# Injector pump O ring replacement



## TORCH (Jan 7, 2012)

I am really apprehensive to replace the O rings in the cover on the injector pump. I have the gasket and all the O rings needed. The dealer worned me if I dont get the spring back in the right place wont be able to shut tractor off. Than I was told just be carful and you will be fine.

White 2-105 year 1976

Leaks fuel if I have throttle lever pushed down to far low RPM and turn off tractor. Let sit and fuel dripping out. Turn off at 1200 RPM no leaking.

How much trouble am I getting into if I try this myself? Have tractor hooked up to diskbine waiting for weather to stop raining. If I mess this up wont be pretty. if I wait for dealer who knows when I will get back?

Or just wait and fix after first cutting. Thanks


----------



## stack em up (Mar 7, 2013)

If youre apprehensive about it, have the dealer do it. If you mess it up he will be doing it anyway. I generally cuss those guys who try to “fix” their own injection pumps. Not saying you’ll mess it up it now isn’t the time for learning how to do it.


----------



## 8350HiTech (Jul 26, 2013)

Is the dealer your only option other than doing it yourself?


----------



## Vol (Jul 5, 2009)

TORCH, you will be putting a lot of undue pressure on yourself by attempting now. (Why do it now when you can remedy the leak by shutting down at 1200 rpm's?) Either wait until after first cutting or take to the dealer now or after first cutting.

Regards, Mike


----------



## TORCH (Jan 7, 2012)

8350HiTech said:


> Is the dealer your only option other than doing it yourself?

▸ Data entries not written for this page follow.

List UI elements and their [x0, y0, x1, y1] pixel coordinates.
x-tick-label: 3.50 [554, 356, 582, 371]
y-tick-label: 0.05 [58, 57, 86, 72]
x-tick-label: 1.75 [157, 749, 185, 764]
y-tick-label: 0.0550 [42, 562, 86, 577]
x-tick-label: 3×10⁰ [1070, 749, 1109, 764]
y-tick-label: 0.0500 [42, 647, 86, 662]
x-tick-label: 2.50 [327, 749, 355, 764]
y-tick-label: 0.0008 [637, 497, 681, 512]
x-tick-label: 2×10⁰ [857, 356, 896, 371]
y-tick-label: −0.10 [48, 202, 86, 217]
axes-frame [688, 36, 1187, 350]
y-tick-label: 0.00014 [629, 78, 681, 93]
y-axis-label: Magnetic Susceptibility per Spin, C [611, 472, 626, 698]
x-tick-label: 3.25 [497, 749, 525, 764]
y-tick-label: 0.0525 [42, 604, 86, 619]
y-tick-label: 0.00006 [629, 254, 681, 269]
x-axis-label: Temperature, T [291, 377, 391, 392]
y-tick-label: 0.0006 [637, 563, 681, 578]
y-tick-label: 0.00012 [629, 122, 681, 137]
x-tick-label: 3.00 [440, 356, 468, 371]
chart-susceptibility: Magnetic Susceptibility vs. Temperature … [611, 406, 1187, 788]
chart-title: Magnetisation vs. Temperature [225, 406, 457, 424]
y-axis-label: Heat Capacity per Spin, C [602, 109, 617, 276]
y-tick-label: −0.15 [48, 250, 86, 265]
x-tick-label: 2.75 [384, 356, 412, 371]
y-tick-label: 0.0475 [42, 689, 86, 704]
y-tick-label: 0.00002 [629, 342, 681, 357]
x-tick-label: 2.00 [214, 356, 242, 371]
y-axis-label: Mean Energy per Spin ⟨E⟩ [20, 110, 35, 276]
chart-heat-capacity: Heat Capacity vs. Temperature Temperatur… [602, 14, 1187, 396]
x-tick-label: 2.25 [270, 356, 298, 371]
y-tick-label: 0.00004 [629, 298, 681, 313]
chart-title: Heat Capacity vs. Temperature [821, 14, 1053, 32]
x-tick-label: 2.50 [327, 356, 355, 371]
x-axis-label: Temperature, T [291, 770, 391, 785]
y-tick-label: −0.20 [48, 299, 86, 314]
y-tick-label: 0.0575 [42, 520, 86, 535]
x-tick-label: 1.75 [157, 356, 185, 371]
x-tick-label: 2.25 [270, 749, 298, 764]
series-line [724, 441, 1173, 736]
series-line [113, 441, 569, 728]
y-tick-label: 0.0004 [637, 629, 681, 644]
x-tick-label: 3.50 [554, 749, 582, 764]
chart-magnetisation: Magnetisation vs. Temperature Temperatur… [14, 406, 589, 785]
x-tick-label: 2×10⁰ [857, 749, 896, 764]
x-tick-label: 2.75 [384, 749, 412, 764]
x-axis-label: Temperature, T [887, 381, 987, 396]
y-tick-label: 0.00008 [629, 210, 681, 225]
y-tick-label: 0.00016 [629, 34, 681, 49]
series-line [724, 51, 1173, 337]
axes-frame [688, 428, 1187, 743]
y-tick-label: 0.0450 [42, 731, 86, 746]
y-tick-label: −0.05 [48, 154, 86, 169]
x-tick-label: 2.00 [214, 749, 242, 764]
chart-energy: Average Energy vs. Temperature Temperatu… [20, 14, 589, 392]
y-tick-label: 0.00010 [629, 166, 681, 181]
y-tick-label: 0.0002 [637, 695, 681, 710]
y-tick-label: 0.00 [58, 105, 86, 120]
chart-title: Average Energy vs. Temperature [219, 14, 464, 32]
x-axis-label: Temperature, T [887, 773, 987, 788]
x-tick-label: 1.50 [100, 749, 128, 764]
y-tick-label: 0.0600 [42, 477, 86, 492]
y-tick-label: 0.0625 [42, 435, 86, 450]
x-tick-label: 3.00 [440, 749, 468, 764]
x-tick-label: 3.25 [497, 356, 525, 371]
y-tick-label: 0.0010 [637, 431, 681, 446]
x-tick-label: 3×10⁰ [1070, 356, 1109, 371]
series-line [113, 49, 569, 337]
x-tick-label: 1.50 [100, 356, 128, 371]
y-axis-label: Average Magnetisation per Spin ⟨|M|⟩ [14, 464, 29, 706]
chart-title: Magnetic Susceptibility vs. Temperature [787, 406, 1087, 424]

There is an independent shop I have went to in the past. Won't go back ever. More than half the work he has done for me was wrong. Than I end up doing it myself. He did a break job on my MF1080. They put the wrong seals in it. To big of seal was 1/16 per side to big. If it doesn't contact the axle it doesn't work. Must have young kids doing work. Without getting checked. Seals installed up side down. Than steering box still leaked. Ect.

I put gear lube in gear lube comes out. Soaked the break pads full. He is not an option dealer the next closest.


----------